Chief Minister Abang Johari Openg says the firm’s board members will consist only of Sarawakian professionals and non-politicians.
PETALING JAYA: Sarawak has set up a wholly state-owned oil and gas company named Petros to conduct fossil fuel explorations within its territorial waters.
Chief Minister Abang Johari Openg announced the formation of the company yesterday, saying that its board members would comprise Sarawakian professionals within the industry.
The Borneo Post reported him as saying that there would be no politicians on the board, and that only those with substantial experience in the oil and gas industry would be chosen to serve in it.
However, he did not reveal the name of the members, and holders of other posts such as that of chairman and chief executive officer.
“We have officially formed our oil company, Petros,” he was quoted as saying during an appreciation dinner organised by his office.
“The formation of Petros is an unprecedented step taken by the state government to enable Sarawak to actively participate in the extraction of oil and gas in Sarawak while still pursuing its request for a 20% royalty from Petronas,” he added.
Abang Johari also reportedly said that the newly-formed Development Bank of Sarawak (DBOS) would begin operations soon, and that its CEO has been appointed but did not disclose the name.
Like Petros, the bank would have board members only from among Sarawakians who are professionals and non-politicians, he said.
The DBOS chairman’s seat is held by state secretary Mohamad Morshidi Abdul Ghani.
“We have appointed the CEO already and this CEO will have his team under the supervision of the state secretary while the board members are all non-politicians and professionals who will carry out activities of the bank to develop our state,” he was quoted as saying.
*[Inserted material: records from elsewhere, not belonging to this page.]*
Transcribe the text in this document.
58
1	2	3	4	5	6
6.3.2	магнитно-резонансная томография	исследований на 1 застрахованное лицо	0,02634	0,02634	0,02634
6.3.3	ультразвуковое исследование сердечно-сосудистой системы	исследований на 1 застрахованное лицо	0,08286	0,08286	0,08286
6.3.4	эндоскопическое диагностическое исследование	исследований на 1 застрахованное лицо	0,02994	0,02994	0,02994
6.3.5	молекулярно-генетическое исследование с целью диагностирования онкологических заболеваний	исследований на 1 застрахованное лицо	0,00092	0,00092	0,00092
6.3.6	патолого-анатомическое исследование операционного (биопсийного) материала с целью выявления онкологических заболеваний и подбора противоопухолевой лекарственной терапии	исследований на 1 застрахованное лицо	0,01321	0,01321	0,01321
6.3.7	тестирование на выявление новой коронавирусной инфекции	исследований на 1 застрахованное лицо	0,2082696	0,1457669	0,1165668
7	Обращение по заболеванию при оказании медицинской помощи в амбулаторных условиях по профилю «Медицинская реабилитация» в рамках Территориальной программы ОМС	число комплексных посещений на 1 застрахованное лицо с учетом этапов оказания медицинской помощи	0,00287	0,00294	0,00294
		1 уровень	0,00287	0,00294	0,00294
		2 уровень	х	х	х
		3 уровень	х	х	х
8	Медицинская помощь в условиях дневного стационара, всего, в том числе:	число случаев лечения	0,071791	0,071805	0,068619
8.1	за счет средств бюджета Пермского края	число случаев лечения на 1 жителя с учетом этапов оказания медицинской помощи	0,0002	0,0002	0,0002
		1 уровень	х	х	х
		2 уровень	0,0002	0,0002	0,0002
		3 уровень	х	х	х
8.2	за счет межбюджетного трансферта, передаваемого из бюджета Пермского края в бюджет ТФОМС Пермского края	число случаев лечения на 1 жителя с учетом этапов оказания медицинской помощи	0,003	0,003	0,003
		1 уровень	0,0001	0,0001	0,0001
On June 10, Abang Johari had announced the state’s plans to establish its own firm to work with Petronas to conduct explorations, saying that the national oil and gas company was agreeable to the proposal.
He said the move was in addition to the state’s call for an increase in oil royalty for extractions made within its borders, from 5% to 20%.
He also said it was part of the state’s initiative to have a more significant stake in the industry within its borders.